Do I? Do I not?

Being a transactional analyst practitioner in India is quite unique or different. This is specifically in relation to boundaries and multiple roles in relationships.

As Counseling and Psychotherapy is new to our country, it is often viewed with suspicion, associated with stigma and questioned. The western models of counselling that insist on individuality,boundaries and one role -one relationship are almost impossible e to adhere to in this framework.

I will highlight this in the example given below.

Recently a young lady Rekha who was coming to me for counselling specifically to deal with her move to India and its complexities promoted me to ponder on two questions Do I? Do I not?

Rekha was of Indian origin and had lived in 12 countries except India. Yet she carried many Indian values in psyche. She had been very well educated in prestigious universities like Mcgill and Harvard and had been living the last few years independently in New York. She was now moving to India as she was getting married.

She shared with me her fears, her joys, her needs and her concerns. Thereby we had built a relationship in our role as counselor and counselee. Rekha was open, vulnerable and reflective as she shared the details of her forthcoming wedding.

A week before her wedding at the end of her session she said to me ”Anna I want you at come to my wedding, please at least attend one function and bless me, this is very important to me. I know this is impossible in the west and yet it is important to me”. I was taken aback and confused. What should I do ?I did not respond immediately.

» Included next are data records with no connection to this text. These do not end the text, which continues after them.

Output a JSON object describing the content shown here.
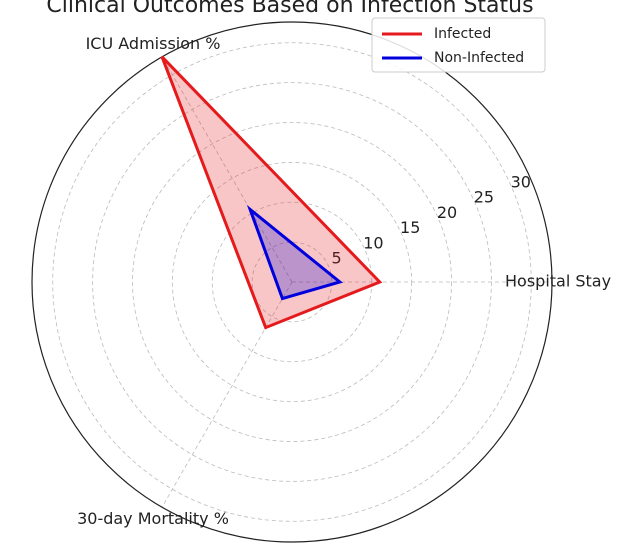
{
  "chart_data": {
    "type": "radar",
    "title": "Clinical Outcomes Based on Infection Status",
    "categories": [
      "Hospital Stay",
      "ICU Admission %",
      "30-day Mortality %"
    ],
    "series": [
      {
        "name": "Infected",
        "color": "#e41a1c",
        "values": [
          11,
          32.6,
          6.6
        ]
      },
      {
        "name": "Non-Infected",
        "color": "#0000dd",
        "values": [
          6,
          10.5,
          2.4
        ]
      }
    ],
    "ylim": [
      0,
      32.6
    ],
    "yticks": [
      5,
      10,
      15,
      20,
      25,
      30
    ],
    "grid": true,
    "legend": "upper right"
  }
}
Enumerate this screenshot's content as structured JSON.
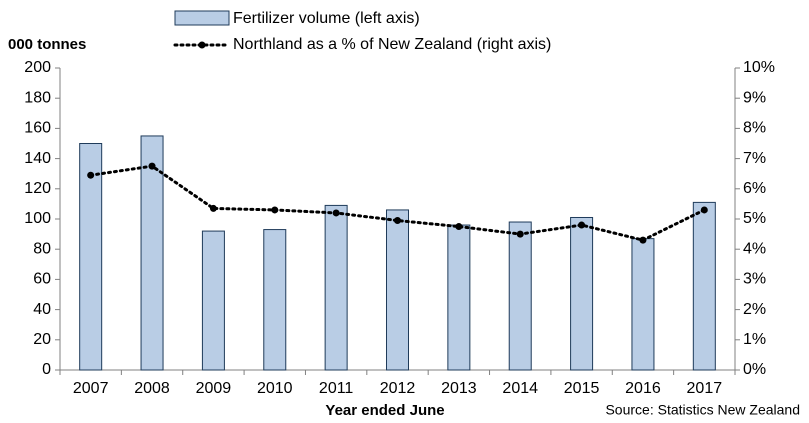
{
  "chart_data": {
    "type": "bar",
    "y_axis_label": "000 tonnes",
    "x_axis_label": "Year ended June",
    "source": "Source: Statistics New Zealand",
    "categories": [
      "2007",
      "2008",
      "2009",
      "2010",
      "2011",
      "2012",
      "2013",
      "2014",
      "2015",
      "2016",
      "2017"
    ],
    "series": [
      {
        "name": "Fertilizer volume (left axis)",
        "type": "bar",
        "color": "#b9cde5",
        "values": [
          150,
          155,
          92,
          93,
          109,
          106,
          96,
          98,
          101,
          87,
          111
        ]
      },
      {
        "name": "Northland as a % of New Zealand (right axis)",
        "type": "line",
        "axis": "y2",
        "color": "#000000",
        "values": [
          6.45,
          6.75,
          5.35,
          5.3,
          5.2,
          4.95,
          4.75,
          4.5,
          4.8,
          4.3,
          5.3
        ]
      }
    ],
    "ylim": [
      0,
      200
    ],
    "yticks": [
      0,
      20,
      40,
      60,
      80,
      100,
      120,
      140,
      160,
      180,
      200
    ],
    "y2lim": [
      0,
      10
    ],
    "y2ticks": [
      {
        "value": 0,
        "label": "0%"
      },
      {
        "value": 1,
        "label": "1%"
      },
      {
        "value": 2,
        "label": "2%"
      },
      {
        "value": 3,
        "label": "3%"
      },
      {
        "value": 4,
        "label": "4%"
      },
      {
        "value": 5,
        "label": "5%"
      },
      {
        "value": 6,
        "label": "6%"
      },
      {
        "value": 7,
        "label": "7%"
      },
      {
        "value": 8,
        "label": "8%"
      },
      {
        "value": 9,
        "label": "9%"
      },
      {
        "value": 10,
        "label": "10%"
      }
    ],
    "grid": false
  }
}
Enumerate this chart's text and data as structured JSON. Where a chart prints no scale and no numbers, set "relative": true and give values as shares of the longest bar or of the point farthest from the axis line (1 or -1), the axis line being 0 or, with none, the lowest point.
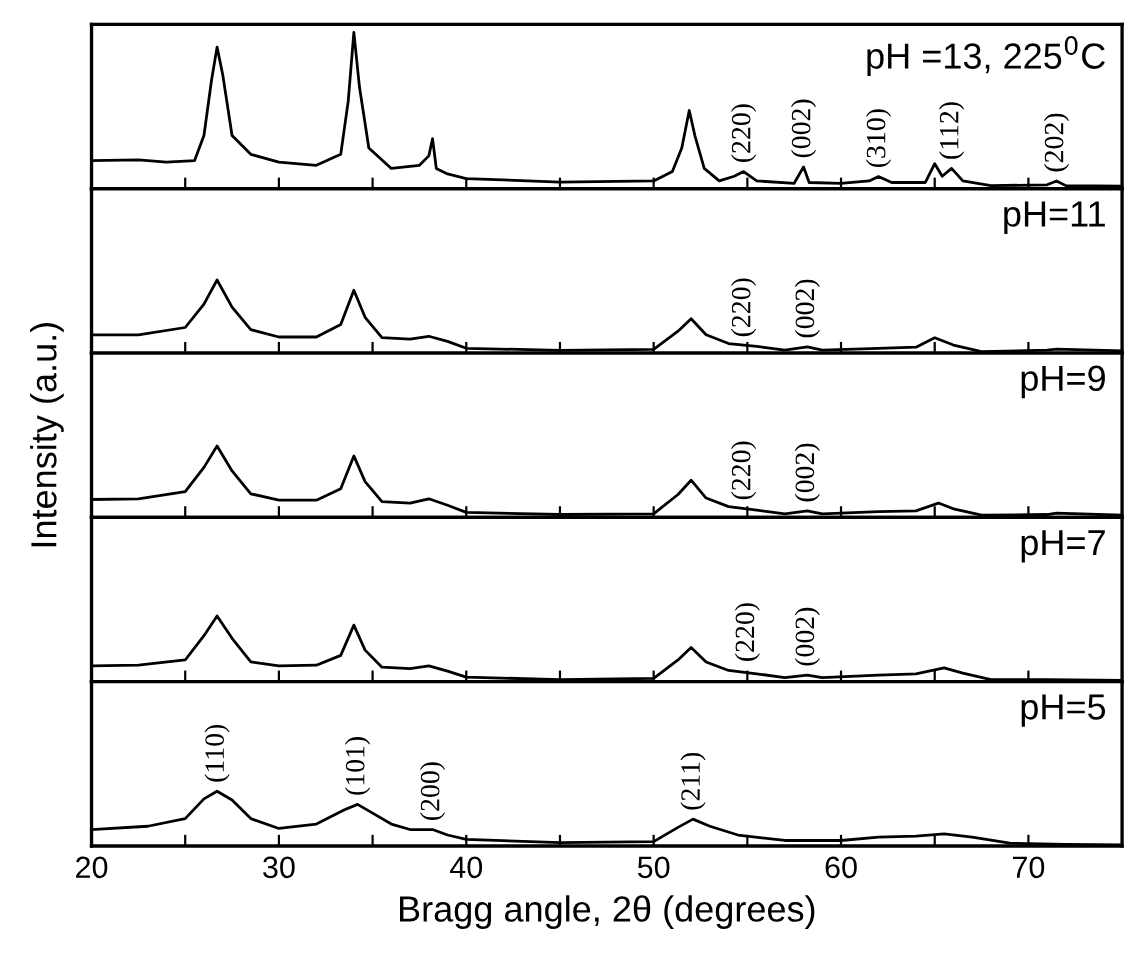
{
  "chart_data": [
    {
      "type": "line",
      "title": "pH =13, 225$^{0}$C",
      "relative": true,
      "color": "#000000",
      "tick_labels": false,
      "xlim": [
        20,
        75
      ],
      "xticks": [
        20,
        {
          "value": 25,
          "label": null
        },
        30,
        {
          "value": 35,
          "label": null
        },
        40,
        {
          "value": 45,
          "label": null
        },
        50,
        {
          "value": 55,
          "label": null
        },
        60,
        {
          "value": 65,
          "label": null
        },
        70
      ],
      "x": [
        20,
        22.5,
        24,
        25.5,
        26.0,
        26.4,
        26.7,
        27.0,
        27.5,
        28.5,
        30,
        32,
        33.3,
        33.7,
        34.0,
        34.3,
        34.8,
        36,
        37.5,
        38.0,
        38.2,
        38.4,
        39,
        40,
        45,
        50,
        51.0,
        51.5,
        51.9,
        52.2,
        52.7,
        53.5,
        54.3,
        54.8,
        55.5,
        57.5,
        58.0,
        58.3,
        60,
        61.5,
        62.0,
        62.7,
        64.5,
        65.0,
        65.4,
        65.9,
        66.5,
        68,
        71,
        71.5,
        72,
        75
      ],
      "values": [
        0.18,
        0.185,
        0.17,
        0.18,
        0.34,
        0.69,
        0.905,
        0.73,
        0.34,
        0.22,
        0.17,
        0.15,
        0.22,
        0.56,
        1.0,
        0.65,
        0.26,
        0.13,
        0.15,
        0.21,
        0.32,
        0.13,
        0.095,
        0.065,
        0.043,
        0.05,
        0.11,
        0.26,
        0.5,
        0.34,
        0.13,
        0.05,
        0.08,
        0.11,
        0.05,
        0.035,
        0.14,
        0.04,
        0.035,
        0.05,
        0.078,
        0.04,
        0.04,
        0.16,
        0.08,
        0.13,
        0.05,
        0.02,
        0.025,
        0.05,
        0.02,
        0.017
      ],
      "annotations": [
        {
          "text": "(220)",
          "x": 54.8,
          "y": 0.11
        },
        {
          "text": "(002)",
          "x": 58.0,
          "y": 0.14
        },
        {
          "text": "(310)",
          "x": 62.0,
          "y": 0.078
        },
        {
          "text": "(112)",
          "x": 65.9,
          "y": 0.13
        },
        {
          "text": "(202)",
          "x": 71.5,
          "y": 0.05
        }
      ]
    },
    {
      "type": "line",
      "title": "pH=11",
      "relative": true,
      "color": "#000000",
      "tick_labels": false,
      "xlim": [
        20,
        75
      ],
      "xticks": [
        20,
        {
          "value": 25,
          "label": null
        },
        30,
        {
          "value": 35,
          "label": null
        },
        40,
        {
          "value": 45,
          "label": null
        },
        50,
        {
          "value": 55,
          "label": null
        },
        60,
        {
          "value": 65,
          "label": null
        },
        70
      ],
      "x": [
        20,
        22.5,
        25,
        26.0,
        26.7,
        27.5,
        28.5,
        30,
        32,
        33.3,
        34.0,
        34.6,
        35.5,
        37,
        38,
        39,
        40,
        45,
        50,
        51.3,
        52.0,
        52.8,
        54,
        55.5,
        57,
        58.2,
        59,
        62,
        64,
        65.0,
        66,
        67.5,
        71,
        71.5,
        75
      ],
      "values": [
        0.25,
        0.25,
        0.35,
        0.67,
        1.0,
        0.63,
        0.32,
        0.22,
        0.22,
        0.39,
        0.86,
        0.49,
        0.21,
        0.19,
        0.23,
        0.16,
        0.065,
        0.037,
        0.05,
        0.3,
        0.47,
        0.25,
        0.13,
        0.09,
        0.04,
        0.084,
        0.04,
        0.065,
        0.08,
        0.21,
        0.11,
        0.02,
        0.04,
        0.055,
        0.03
      ],
      "annotations": [
        {
          "text": "(220)",
          "x": 54.8,
          "y": 0.1
        },
        {
          "text": "(002)",
          "x": 58.2,
          "y": 0.084
        }
      ]
    },
    {
      "type": "line",
      "title": "pH=9",
      "relative": true,
      "color": "#000000",
      "tick_labels": false,
      "xlim": [
        20,
        75
      ],
      "xticks": [
        20,
        {
          "value": 25,
          "label": null
        },
        30,
        {
          "value": 35,
          "label": null
        },
        40,
        {
          "value": 45,
          "label": null
        },
        50,
        {
          "value": 55,
          "label": null
        },
        60,
        {
          "value": 65,
          "label": null
        },
        70
      ],
      "ylabel": "Intensity (a.u.)",
      "x": [
        20,
        22.5,
        25,
        26.0,
        26.7,
        27.5,
        28.5,
        30,
        32,
        33.3,
        34.0,
        34.6,
        35.5,
        37,
        38,
        39,
        40,
        45,
        50,
        51.3,
        52.0,
        52.8,
        54,
        55.5,
        57,
        58.2,
        59,
        62,
        64,
        65.2,
        66,
        67.5,
        71,
        71.5,
        75
      ],
      "values": [
        0.25,
        0.26,
        0.36,
        0.7,
        1.0,
        0.65,
        0.33,
        0.24,
        0.24,
        0.4,
        0.86,
        0.5,
        0.22,
        0.2,
        0.26,
        0.17,
        0.07,
        0.04,
        0.05,
        0.32,
        0.52,
        0.27,
        0.15,
        0.1,
        0.05,
        0.09,
        0.05,
        0.08,
        0.09,
        0.2,
        0.12,
        0.03,
        0.04,
        0.06,
        0.03
      ],
      "annotations": [
        {
          "text": "(220)",
          "x": 54.8,
          "y": 0.12
        },
        {
          "text": "(002)",
          "x": 58.2,
          "y": 0.09
        }
      ]
    },
    {
      "type": "line",
      "title": "pH=7",
      "relative": true,
      "color": "#000000",
      "tick_labels": false,
      "xlim": [
        20,
        75
      ],
      "xticks": [
        20,
        {
          "value": 25,
          "label": null
        },
        30,
        {
          "value": 35,
          "label": null
        },
        40,
        {
          "value": 45,
          "label": null
        },
        50,
        {
          "value": 55,
          "label": null
        },
        60,
        {
          "value": 65,
          "label": null
        },
        70
      ],
      "x": [
        20,
        22.5,
        25,
        26.0,
        26.7,
        27.5,
        28.5,
        30,
        32,
        33.3,
        34.0,
        34.6,
        35.5,
        37,
        38,
        39,
        40,
        45,
        50,
        51.3,
        52.0,
        52.8,
        54,
        55.5,
        57,
        58.2,
        59,
        62,
        64,
        65.5,
        66.5,
        68,
        71,
        75
      ],
      "values": [
        0.24,
        0.25,
        0.33,
        0.7,
        1.0,
        0.66,
        0.3,
        0.24,
        0.25,
        0.4,
        0.86,
        0.48,
        0.22,
        0.2,
        0.24,
        0.16,
        0.07,
        0.03,
        0.05,
        0.33,
        0.52,
        0.3,
        0.17,
        0.12,
        0.06,
        0.1,
        0.06,
        0.1,
        0.12,
        0.21,
        0.13,
        0.03,
        0.03,
        0.02
      ],
      "annotations": [
        {
          "text": "(220)",
          "x": 55.0,
          "y": 0.17
        },
        {
          "text": "(002)",
          "x": 58.2,
          "y": 0.1
        }
      ]
    },
    {
      "type": "line",
      "title": "pH=5",
      "relative": true,
      "color": "#000000",
      "tick_labels": "x",
      "xlim": [
        20,
        75
      ],
      "xticks": [
        20,
        {
          "value": 25,
          "label": null
        },
        30,
        {
          "value": 35,
          "label": null
        },
        40,
        {
          "value": 45,
          "label": null
        },
        50,
        {
          "value": 55,
          "label": null
        },
        60,
        {
          "value": 65,
          "label": null
        },
        70
      ],
      "xlabel": "Bragg angle, 2θ (degrees)",
      "x": [
        20,
        23,
        25,
        26.0,
        26.7,
        27.5,
        28.5,
        30,
        32,
        33.5,
        34.2,
        35,
        36,
        37,
        38.2,
        39,
        40,
        45,
        50,
        51.3,
        52.1,
        53,
        54.5,
        57,
        60,
        62,
        64,
        65.5,
        67,
        69,
        72,
        75
      ],
      "values": [
        0.3,
        0.36,
        0.5,
        0.86,
        1.0,
        0.84,
        0.5,
        0.32,
        0.4,
        0.66,
        0.76,
        0.6,
        0.4,
        0.3,
        0.3,
        0.2,
        0.12,
        0.06,
        0.08,
        0.34,
        0.49,
        0.36,
        0.2,
        0.1,
        0.1,
        0.16,
        0.18,
        0.22,
        0.16,
        0.05,
        0.03,
        0.02
      ],
      "annotations": [
        {
          "text": "(110)",
          "x": 26.7,
          "y": 1.0
        },
        {
          "text": "(101)",
          "x": 34.2,
          "y": 0.76
        },
        {
          "text": "(200)",
          "x": 38.2,
          "y": 0.3
        },
        {
          "text": "(211)",
          "x": 52.1,
          "y": 0.49
        }
      ]
    }
  ]
}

I played around with do I ? Do I not?

I though about what this means to me professionally? What does this mean to our relationship?

Finally I took the plunge and attended one function, wished the couple all the best and returned with a sense of calm. In retrospect I am sure I had taken the right decision as I saw the look in Rekha’s eyes when I went and wished the couple.

Yes, the boundary had blurred and it was not as stark as it ought to be. I knew that in my culture personal and professional roles are not well defined and yet we manage. Successful Indian Businesses have been built inclusive of grey areas.

In our culture we consciously and unconsciously accept and nurture intangibility.

I leave you with this question. Does this mean that an Indian Counsellor is less professional or less effective?